Et si analyser les odeurs de notre ville nous aidait à améliorer notre quotidien? C’est ce que pensent des scientifiques européens et américains, qui viennent de publier les résultats d’une nouvelle étude et d'un projet appelé Smelly Maps. Ils expliquent notamment que les urbanistes et les décideurs auraient beaucoup à gagner s'ils prêtaient attention au paysage olfactif urbain, qui importune bien souvent les citadins.
En 2013, Slate.fr évoquait déjà le projet similaire d'une artiste, Kate McLean. Citylab, qui relaie cette nouvelle étude, explique que les scientifiques ont d’abord organisé des «marches de l’odeur» avec des volontaires locaux en leur demander d’identifier ce qu’ils sentaient dans les rues de sept grandes villes à travers le monde: Amsterdam, Pampelune, Glasgow, Édimbourg, Newport, Paris et New York.
«À partir de cet exercice, ajoute Citylab, ils ont mis en place un dictionnaire compréhensible des odeurs, des plus désagréables (“pot d’échappement”, “excrément”, “déchet”, “putride” et “vomi”, entre autres) aux plus appréciables (“lavande”, “fruit”, “barbecue”, ou “cuisson au four” par exemple).»
On peut ainsi voir que la dizaine de testeurs parisiens a trouvé 25 odeurs dans la capitale française alors que les 44 participants à Amsterdam ont compté 650 odeurs en seulement quatre jours. Néanmoins, nous ne ferons pas de suppositions sur la grande variété d’odeurs de cette ville pourtant réputée pour son fumet très caractéristique.
Parcs et axes routiers
Les chercheurs ont ensuite réalisé plusieurs cartes illustrant les différentes odeurs de deux villes en particulier: Barcelone et Londres. Ils ont cherché les odeurs répertoriées sur Twitter, Flickr et Instagram grâce aux publications géolocalisées et leurs mots-clefs. Près de 20 millions d’images et de tweets ont été analysés. Sur la carte ci-dessous, on peut ainsi voir les lieux de ces deux villes où les utilisateurs de réseaux sociaux ont détecté le plus d’émissions non naturelles (en rouge) et naturelles (en vert).
Les odeurs de Barcelone (via Smelly Maps)
Les odeurs de Londres (via Smelly Maps)
Évidemment, les émissions naturelles (fleurs, lavande, herbe, etc.) sont les plus présentes près des parcs et les émissions non naturelles (pollution, voitures, etc.) sont plus importantes sur les grands axes routiers. Daniele Quercia, l’un des chercheurs ayant participé au projet, a expliqué au site PSFK que ces données sont plus utiles qu’on peut le croire:
«Les humains sont potentiellement capables de distinguer plus de mille milliards d’odeurs différentes. Et pourtant, les politiques et les urbanistes ne prennent en compte que dix mauvaises odeurs sur ces mille milliards. Pourquoi une perspective aussi simpliste et négative? L’odeur est tout simplement difficile à mesurer.

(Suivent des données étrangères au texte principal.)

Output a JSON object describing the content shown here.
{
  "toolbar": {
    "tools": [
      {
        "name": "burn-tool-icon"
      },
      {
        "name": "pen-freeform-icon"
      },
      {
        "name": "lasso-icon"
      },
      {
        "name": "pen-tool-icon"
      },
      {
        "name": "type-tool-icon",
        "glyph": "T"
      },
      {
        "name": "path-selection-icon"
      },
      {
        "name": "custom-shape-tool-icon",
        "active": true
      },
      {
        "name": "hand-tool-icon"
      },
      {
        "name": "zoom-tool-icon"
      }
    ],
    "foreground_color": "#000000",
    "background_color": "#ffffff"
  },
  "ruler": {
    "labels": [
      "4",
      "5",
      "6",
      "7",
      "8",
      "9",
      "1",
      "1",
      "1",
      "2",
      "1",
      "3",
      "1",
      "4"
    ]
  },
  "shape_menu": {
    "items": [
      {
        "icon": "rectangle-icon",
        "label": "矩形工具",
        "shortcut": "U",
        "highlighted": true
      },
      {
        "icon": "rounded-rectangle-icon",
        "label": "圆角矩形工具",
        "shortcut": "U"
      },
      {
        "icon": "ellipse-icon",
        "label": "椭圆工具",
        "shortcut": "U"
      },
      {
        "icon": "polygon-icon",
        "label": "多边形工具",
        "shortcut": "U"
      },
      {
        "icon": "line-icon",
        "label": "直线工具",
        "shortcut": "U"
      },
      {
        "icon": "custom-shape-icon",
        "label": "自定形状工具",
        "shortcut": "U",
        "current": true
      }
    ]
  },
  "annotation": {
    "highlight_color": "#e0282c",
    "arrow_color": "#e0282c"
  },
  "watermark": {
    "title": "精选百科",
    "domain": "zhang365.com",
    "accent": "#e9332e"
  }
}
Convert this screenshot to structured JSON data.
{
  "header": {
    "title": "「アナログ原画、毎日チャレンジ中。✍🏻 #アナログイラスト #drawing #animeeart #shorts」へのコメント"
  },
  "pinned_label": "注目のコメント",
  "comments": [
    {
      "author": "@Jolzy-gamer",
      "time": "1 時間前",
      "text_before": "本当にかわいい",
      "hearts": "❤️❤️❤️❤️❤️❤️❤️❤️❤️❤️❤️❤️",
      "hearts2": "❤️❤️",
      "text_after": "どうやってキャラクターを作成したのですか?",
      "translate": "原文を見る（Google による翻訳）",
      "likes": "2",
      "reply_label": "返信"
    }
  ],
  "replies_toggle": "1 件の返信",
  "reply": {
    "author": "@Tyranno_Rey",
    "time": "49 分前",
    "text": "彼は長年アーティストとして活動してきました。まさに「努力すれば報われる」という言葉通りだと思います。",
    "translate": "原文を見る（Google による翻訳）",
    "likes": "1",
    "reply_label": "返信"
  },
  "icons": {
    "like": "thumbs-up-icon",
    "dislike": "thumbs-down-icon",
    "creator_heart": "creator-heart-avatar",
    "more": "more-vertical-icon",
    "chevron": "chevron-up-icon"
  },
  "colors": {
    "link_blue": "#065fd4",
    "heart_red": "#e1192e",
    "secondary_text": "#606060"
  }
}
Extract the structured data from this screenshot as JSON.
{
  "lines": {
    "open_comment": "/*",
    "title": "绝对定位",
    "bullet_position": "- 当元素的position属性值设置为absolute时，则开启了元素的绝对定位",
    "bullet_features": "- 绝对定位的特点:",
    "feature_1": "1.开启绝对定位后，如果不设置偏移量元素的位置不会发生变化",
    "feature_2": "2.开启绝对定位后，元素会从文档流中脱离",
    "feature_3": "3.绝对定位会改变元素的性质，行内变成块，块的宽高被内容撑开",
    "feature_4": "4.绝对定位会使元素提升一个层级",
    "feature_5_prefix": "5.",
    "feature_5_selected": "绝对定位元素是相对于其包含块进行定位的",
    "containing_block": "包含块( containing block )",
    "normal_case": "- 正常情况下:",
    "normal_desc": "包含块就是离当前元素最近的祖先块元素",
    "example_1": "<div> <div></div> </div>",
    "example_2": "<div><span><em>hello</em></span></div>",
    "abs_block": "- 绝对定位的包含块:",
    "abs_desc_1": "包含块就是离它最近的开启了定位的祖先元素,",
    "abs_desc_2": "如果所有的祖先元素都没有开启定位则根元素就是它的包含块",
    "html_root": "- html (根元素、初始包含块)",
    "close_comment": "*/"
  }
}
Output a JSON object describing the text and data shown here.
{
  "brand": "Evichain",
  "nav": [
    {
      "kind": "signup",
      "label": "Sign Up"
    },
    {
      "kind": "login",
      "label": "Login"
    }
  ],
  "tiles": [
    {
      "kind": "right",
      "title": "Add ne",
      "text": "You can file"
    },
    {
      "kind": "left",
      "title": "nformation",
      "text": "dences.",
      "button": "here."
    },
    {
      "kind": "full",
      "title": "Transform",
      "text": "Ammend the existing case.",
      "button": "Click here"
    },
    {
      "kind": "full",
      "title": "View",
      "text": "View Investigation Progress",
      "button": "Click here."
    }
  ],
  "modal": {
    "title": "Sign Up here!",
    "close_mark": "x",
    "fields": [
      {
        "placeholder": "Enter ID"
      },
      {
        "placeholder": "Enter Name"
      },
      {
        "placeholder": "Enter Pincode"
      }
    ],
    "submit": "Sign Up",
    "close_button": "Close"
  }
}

Les villes sont victimes de cette perspective négative intrinsèque. Le but de notre travail est d’ouvrir un nouveau champ de recherche célébrant l’aspect positif que jouent les odeurs dans la vie urbaine.»
Les scientifiques conseillent ainsi aux urbanistes d’utiliser ces données précises pour déterminer quelle partie de la ville sent le plus mauvais et pour y remédier en aménageant ces zones à l’aide de parcs ou d’espaces piétons. Citylab suggère même aux politiciens de se servir des données des réseaux sociaux pour mieux cerner les soucis olfactifs des habitants. Et peut-être qu’un jour, sait-on jamais, nous aurons le droit à une application de navigation qui nous conseillera le chemin le moins gênant pour nos narines.